Le indagini accertano che la morte della donna risale al giugno 2012 ma ricostruire l’accaduto non è affatto semplice. La vita nell’ex Acciaierie Scianatico da quando è stata dismessa, scorre senza tempo tra anime invisibili.

Zlezak Malgorzata questo era il suo nome, ma tutti la chiamavano Margherita. Era una donna polacca di circa cinquant’anni, che ha vissuto con il suo aguzzino che l’ha trascinata da un rifugio all’altro.

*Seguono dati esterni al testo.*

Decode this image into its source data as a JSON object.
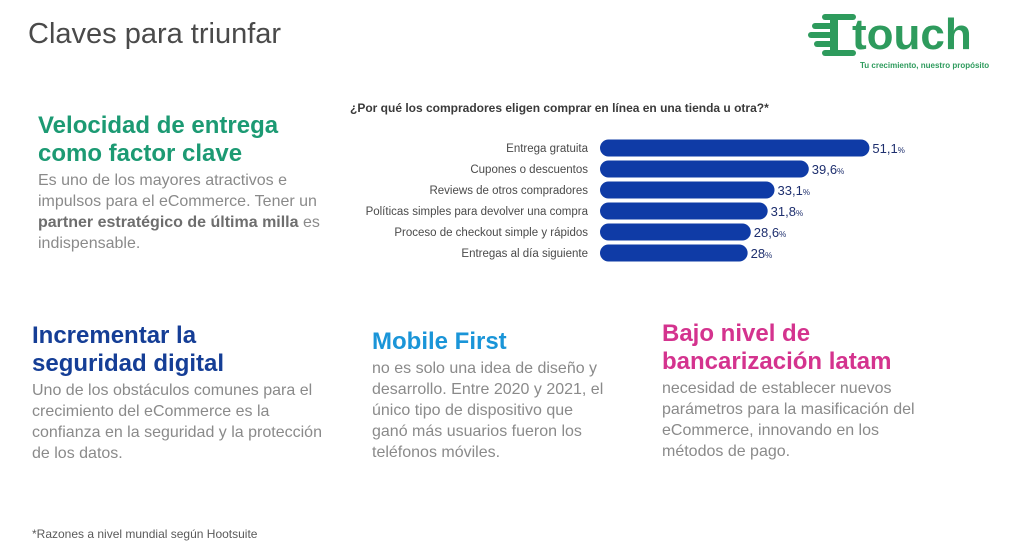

Ridotta in schiavitù e vittima di numerosi episodi di violenza accertati dagli interventi della Croce Rossa di via Maratona, è stata infine uccisa dal suo compagno, morta a causa di uno «shock traumatico ad alta componente emorragica, nel corso e a causa di una violenta ed efferata aggressione».

Al pregiudicato 53enne di Giovinazzo (BA) Ignazio Piumelli, già in stato detentivo per maltrattamenti e minacce nei confronti della sua nuova compagna, un’altra donna già vittima della propria esistenza, il 23 dicembre 2019 gli viene notificata l’ordinanza di custodia cautelare per i reati di omicidio volontario, riduzione in schiavitù, occultamento e vilipendio del cadavere di Margherita.

Le numerose testimonianze, le scritte sui muri, gli interventi del 118 e i precedenti dell’imputato non sono riusciti a garantire giustizia per quel omicidio. Dei 30 anni chiesti dal Pubblico Ministero, la Corte di Assise di Bari lo condanna, il 3 marzo del 2022, alla pena di 14 anni e 6 mesi di reclusione per vilipendio e riduzione in schiavitù, assolvendolo dal più grave reato di omicidio volontario e occultamento di cadavere, poiché non sarebbe stata provata con assoluta certezza la morte violenta.

Margherita, una donna dimenticata dalla collettività e dalla sua famiglia, ha cercato aiuto invano. Gli amici senzatetto e gli operatori volontari della Caritas delle mense dei poveri chiamati a testimoniare, la descrivono come una «donna gentile e molto benvoluta da tutti», che «aveva cercato in più occasioni di sottrarsi alle grinfie del compagno violento».

Restando invisibile come un fiore tra i rifiuti e l’abbandono, Margherita ha subito la cattiveria di un uomo che gode nella società moderna definita civile, dei benefici di una giustizia contorta.

La sua storia, come tante altre che non osano essere raccontate, resterà sepolta tra le infinite segnalazioni di chi incita le vittime di violenza alla denuncia dei propri aguzzini senza offrire gli strumenti adeguati per aiutare chi subisce abusi tra le mura domestiche, se non in casi accertati di episodi di grave violenza o decesso.

Ma a Margherita non è bastato neanche morire.